Carmine lotta. La famiglia prega. Carmine non ce la fa. Le immagini dello spettacolo Orgogliosamente Carmine, organizzato lo scorso anno da I Napoliedrici e altri amici, ricordano la sua voce, le emozioni che ancora oggi riesce a regalare. Nel cuore di chi lo ama si sentono i suoi battiti: la prova che la vita ha vinto la morte, nonostante tutto. La prova che Carmine non si dimentica, che la sua presenza è forte e il suo esempio continua a insegnare.
Ma la famiglia ancora non ha pace. Con i denti stretti, il fiato sospeso e una fiducia incrollabile, lotta per mamma Maddalena e un altro zio, un altro fratello. Maddalena ha trentasei nipoti e otto figli. Ma i medici pensano che non ce la farà.
Nessuno ha chiesto a Maddalena quanta forza ha lei. Chi la guarda da fuori vede una persona bisognosa di cure, e non sa che è lei da sempre a prendersi cura, che ogni boccata di ossigeno che esce dal respiratore che le copre la bocca e le taglia il naso entra in almeno quarantaquattro paia di polmoni.
Maddalena ha incontrato un angelo e adesso è sola, perché Carmela è stata dimessa e dopo dieci giorni ha dovuto dire ciao a una mamma adottata in una sala d’ospedale, non riuscendo a credere in un addio. Maddalena si aggrappa alla vita perché sa che c’è ancora molto da fare. La sua è una storia come oggi ce ne sono tante, ma che pochi ascoltano. È una storia che vuole superare le resistenze di chi dà più importanza ai numeri che ai cuori, di chi crede che la vita appartenga più ai giovani che ai vivi.

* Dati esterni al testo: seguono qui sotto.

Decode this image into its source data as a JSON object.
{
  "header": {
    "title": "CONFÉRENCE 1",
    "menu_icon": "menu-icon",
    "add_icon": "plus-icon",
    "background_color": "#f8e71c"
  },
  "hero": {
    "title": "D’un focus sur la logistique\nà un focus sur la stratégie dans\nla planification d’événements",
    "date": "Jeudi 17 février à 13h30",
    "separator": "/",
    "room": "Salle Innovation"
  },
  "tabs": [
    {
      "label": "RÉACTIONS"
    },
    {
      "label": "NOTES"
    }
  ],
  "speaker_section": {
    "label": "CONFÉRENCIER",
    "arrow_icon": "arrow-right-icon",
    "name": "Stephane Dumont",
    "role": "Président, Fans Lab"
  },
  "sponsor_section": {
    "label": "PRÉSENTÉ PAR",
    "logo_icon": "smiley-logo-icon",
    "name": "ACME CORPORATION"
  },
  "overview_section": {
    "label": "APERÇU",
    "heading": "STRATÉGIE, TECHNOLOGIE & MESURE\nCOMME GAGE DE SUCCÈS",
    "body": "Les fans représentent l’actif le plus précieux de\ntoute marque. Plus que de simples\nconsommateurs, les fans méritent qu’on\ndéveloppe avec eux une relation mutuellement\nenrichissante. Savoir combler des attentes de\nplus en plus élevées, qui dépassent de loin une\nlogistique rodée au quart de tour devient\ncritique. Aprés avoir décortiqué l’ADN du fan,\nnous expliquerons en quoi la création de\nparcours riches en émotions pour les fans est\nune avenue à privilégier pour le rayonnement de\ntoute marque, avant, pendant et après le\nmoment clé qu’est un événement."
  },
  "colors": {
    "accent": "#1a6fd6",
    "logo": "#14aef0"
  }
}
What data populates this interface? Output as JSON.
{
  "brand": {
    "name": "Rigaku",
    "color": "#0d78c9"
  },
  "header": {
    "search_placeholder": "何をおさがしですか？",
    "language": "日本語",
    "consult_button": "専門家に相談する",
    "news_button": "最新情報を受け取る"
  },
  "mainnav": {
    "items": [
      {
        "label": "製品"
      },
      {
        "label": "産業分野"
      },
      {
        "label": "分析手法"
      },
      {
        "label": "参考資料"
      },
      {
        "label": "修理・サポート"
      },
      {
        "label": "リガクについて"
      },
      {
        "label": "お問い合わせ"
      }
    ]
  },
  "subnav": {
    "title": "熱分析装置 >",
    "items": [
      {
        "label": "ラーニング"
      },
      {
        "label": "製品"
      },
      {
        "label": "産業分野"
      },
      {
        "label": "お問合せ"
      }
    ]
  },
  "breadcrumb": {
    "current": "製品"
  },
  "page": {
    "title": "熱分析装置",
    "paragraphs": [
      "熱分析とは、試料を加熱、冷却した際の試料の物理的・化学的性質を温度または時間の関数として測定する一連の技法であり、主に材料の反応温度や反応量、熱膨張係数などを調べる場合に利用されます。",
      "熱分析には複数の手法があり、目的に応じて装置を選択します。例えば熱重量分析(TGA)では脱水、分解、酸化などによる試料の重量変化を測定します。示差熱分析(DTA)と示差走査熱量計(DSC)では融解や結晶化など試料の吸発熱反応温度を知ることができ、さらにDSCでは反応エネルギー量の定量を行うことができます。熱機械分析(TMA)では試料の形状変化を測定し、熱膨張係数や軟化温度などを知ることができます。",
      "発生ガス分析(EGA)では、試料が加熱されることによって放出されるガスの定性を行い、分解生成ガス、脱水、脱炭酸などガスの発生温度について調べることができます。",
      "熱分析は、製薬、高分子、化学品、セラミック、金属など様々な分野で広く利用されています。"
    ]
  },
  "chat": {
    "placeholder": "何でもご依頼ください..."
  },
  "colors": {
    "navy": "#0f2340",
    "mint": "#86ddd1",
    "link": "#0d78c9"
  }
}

Abbiamo voluto raccontarla perché anche noi, come Maddalena, vogliamo credere nei miracoli. E la raccontiamo in rappresentanza di molte storie che non hanno voce. Per ricordare alla morte quello che Maddalena ripeteva sempre, prima che la mascherina dell’ossigeno le ostruisse la bocca e i pensieri. Lo ricordiamo come lo ricorda il nipote, Valerio, rappresentante anche lui di familiari con il cuore gonfio di speranze e la fiducia negli occhi. Lui, come molti nipoti lontani, costretto a trasferirsi per realizzare un sogno, da Londra scrive: «Nonna non può parlare. Ma se potesse so già cosa mi direbbe. Lei della morte non ha paura, non la considera. Il pensiero della fine lo scaccia come se fosse una mosca fastidiosa che le ronza attorno: “Ma chi tiene tempo per la morte, io c’ho da fare, io devo stare qui e vedere che succede.”».
Vi salutiamo con la stessa speranza di Carmela, non riuscendo a credere che sia un addio. E vi lasciamo l’ultimo invito: che non si contino più i respiri che mancano, ma si dia conto ai respiri fatti. Perché gli anziani sono pilastri e adesso troppe famiglie tremano.